By: Denise Simon | Founders Code
His name is Joseph Yun, a U.S. diplomat at the United Nations, one that the North Korean regime has reached out to more than once. Most recently it was over the return of Otto Warmbier and his release.
Under the Obama administration, all talks were terminated during the time Sweden was the communications envoy of record. With the transfer of power and government to Donald Trump, Pyongyang opened up the back channel via the United Nations to Joseph Yun, who has long diplomatic experience in the region.
While preparations are in place according to President Trump should Kim launch his 4 missiles toward Guam, Pentagon Chief Mattis declares the United States and allies are ready. That still leaves North Korea with nuclear weapons, a condition every expert is omitting in talking points. Secretary of State Tillerson says his work is to get North Korea to stop with the missile program and that will not likely occur as it is a proxy operation of Iran.
The Kim regime is keeping his estimated 60 nuclear weapons for a bargaining tool and global legitimacy. That is the real problem. Many experts declare that North Korea always backs down in the end when they get food or sanctions relief, but we are dealing with a new Kim that is far more unpredictable than his father.

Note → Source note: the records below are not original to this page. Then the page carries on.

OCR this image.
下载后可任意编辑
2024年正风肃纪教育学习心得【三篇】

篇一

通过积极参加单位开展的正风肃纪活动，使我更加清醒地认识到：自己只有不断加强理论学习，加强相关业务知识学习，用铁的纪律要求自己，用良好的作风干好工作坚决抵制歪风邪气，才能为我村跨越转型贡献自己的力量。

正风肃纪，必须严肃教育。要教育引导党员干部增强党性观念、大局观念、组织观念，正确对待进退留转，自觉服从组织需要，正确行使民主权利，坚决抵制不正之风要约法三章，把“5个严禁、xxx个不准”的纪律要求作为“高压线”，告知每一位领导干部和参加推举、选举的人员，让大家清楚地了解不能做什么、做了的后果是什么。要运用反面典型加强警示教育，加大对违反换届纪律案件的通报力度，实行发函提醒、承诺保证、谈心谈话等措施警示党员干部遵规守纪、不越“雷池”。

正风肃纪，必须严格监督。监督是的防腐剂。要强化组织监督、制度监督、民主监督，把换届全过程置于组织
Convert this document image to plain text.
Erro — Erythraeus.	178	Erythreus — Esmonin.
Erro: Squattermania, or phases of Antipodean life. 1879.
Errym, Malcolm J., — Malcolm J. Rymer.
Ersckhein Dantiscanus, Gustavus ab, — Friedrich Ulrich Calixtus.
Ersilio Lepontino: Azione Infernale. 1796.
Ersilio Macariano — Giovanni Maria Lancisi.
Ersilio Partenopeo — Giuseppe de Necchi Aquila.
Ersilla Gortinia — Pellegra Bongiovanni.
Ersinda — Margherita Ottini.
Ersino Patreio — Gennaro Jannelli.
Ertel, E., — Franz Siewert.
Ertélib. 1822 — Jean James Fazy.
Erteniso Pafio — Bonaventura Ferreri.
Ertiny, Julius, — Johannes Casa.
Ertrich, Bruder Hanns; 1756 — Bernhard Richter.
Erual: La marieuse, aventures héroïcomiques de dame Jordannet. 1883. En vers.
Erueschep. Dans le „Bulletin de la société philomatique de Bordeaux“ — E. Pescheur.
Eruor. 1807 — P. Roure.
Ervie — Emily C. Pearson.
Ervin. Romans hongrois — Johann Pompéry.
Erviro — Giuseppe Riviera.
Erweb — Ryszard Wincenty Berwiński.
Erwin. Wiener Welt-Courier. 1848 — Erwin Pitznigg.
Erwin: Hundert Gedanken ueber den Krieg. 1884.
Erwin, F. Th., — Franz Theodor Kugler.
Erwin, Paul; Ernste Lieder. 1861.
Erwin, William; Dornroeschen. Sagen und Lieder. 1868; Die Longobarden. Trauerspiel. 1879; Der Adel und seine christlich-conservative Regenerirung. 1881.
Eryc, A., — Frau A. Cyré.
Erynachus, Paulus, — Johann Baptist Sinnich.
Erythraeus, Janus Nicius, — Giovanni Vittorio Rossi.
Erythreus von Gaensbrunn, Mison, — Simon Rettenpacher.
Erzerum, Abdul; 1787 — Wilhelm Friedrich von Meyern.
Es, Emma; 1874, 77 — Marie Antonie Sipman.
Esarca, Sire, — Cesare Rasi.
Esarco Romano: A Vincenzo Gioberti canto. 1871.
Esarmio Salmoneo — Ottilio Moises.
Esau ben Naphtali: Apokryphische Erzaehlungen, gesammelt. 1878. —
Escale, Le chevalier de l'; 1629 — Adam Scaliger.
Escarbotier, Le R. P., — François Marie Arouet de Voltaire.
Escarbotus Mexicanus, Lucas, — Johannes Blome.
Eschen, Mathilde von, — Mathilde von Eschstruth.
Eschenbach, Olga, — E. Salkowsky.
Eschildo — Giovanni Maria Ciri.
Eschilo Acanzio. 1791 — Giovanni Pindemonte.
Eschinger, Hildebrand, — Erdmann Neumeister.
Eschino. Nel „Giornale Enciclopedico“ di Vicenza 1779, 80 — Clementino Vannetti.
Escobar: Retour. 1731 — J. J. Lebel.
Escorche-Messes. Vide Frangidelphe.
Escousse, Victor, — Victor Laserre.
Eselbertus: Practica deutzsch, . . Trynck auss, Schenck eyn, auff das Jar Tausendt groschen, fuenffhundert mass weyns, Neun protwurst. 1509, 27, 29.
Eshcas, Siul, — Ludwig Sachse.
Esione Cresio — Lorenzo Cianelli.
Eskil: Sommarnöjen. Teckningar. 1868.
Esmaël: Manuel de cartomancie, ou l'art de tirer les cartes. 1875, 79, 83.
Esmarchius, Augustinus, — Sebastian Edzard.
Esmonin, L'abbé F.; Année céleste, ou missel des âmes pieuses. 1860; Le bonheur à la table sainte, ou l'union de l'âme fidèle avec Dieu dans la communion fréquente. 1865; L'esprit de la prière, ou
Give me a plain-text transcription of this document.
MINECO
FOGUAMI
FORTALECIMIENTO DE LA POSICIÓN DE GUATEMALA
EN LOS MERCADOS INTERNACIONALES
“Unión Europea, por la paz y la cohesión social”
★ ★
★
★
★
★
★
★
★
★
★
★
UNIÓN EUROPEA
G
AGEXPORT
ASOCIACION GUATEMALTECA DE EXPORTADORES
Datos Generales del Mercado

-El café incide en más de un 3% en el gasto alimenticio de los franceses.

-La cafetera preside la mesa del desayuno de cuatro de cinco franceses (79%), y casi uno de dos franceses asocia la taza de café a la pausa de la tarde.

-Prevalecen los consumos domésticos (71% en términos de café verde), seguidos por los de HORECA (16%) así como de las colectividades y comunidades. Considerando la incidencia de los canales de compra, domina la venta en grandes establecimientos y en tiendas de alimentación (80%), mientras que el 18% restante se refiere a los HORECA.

So, what can the U.S. and allies do going forward? Shall we continue to rely on China? They are anything but a friend or a cooperative partner stating in local Chinese news that China will remain neutral should Kim strike first. Further, China declared that if the United States went to a preemptive posture, China would stop us.
China has total ownership and power in the region and certainly when it comes to navigation, so any U.S. naval activity angers them.
The United States has other options and tools, where not one, but a combination of all, may also be deployed. That includes forcing a regime change, not always the best solution. Then there is the special forces deployment to covertly enter North Korea and work on a detonation of key command and control sites. Special operations has trained for this kind of operation for more than 20 years.
There is a cyber option, a tool that several experts declare has already been used so that Kim’s missiles miss targets or fail on re-entry.
Dealing with China to control North Korea is a fool’s errand as Russia and Iran are part of the total equation. There could still be wider consequences when the United States and allies prevail over North Korea on the missile side, again the nuclear inventory remains and is traded to other rogue nations such as Iran or Syria.
There are other allies included in the variables regarding North Korea. They include Australia, Japan and Britain, where Canada, Germany and France remain silent. Japan has just deployed a missile defense system in a defensive mode.
The media continues to declare that any military conflict will lead to millions dying. That is only true if North Korea is successful on a land based conflict hitting Seoul. The U.S. uses only precision guided munitions where collateral damage would not affect other regions of North Korea, hence millions would not escape across the Yalu river into China. China has a standing army at that border preventing such an event.
China and North Korea want the peninsula to be unified and under Chinese control which is much the case concerning the waterways in dispute along with the contested islands. China fears that the United States is working to unify the peninsula under S. Korean control, which has not been an objective.
In summary, while fear for days has been the media headlines, it cannot be fully dismissed that a near term conflict will likely be resolved, leaving North Korea with a viable nuclear weapons and missile program. The coordination between Iran and North Korea will continue in that same realm and Trump is left with the same festering issue of previous presidents.
Will there be a Chinese naval blockade if the United State and allies go for a preemptive strike? Perhaps that New York Channel to Pyongyang has the burden of finding out. Has someone sent an envoy to Tehran yet with these discussions? Nah… Russia meanwhile is keeping a keen eye on all of it.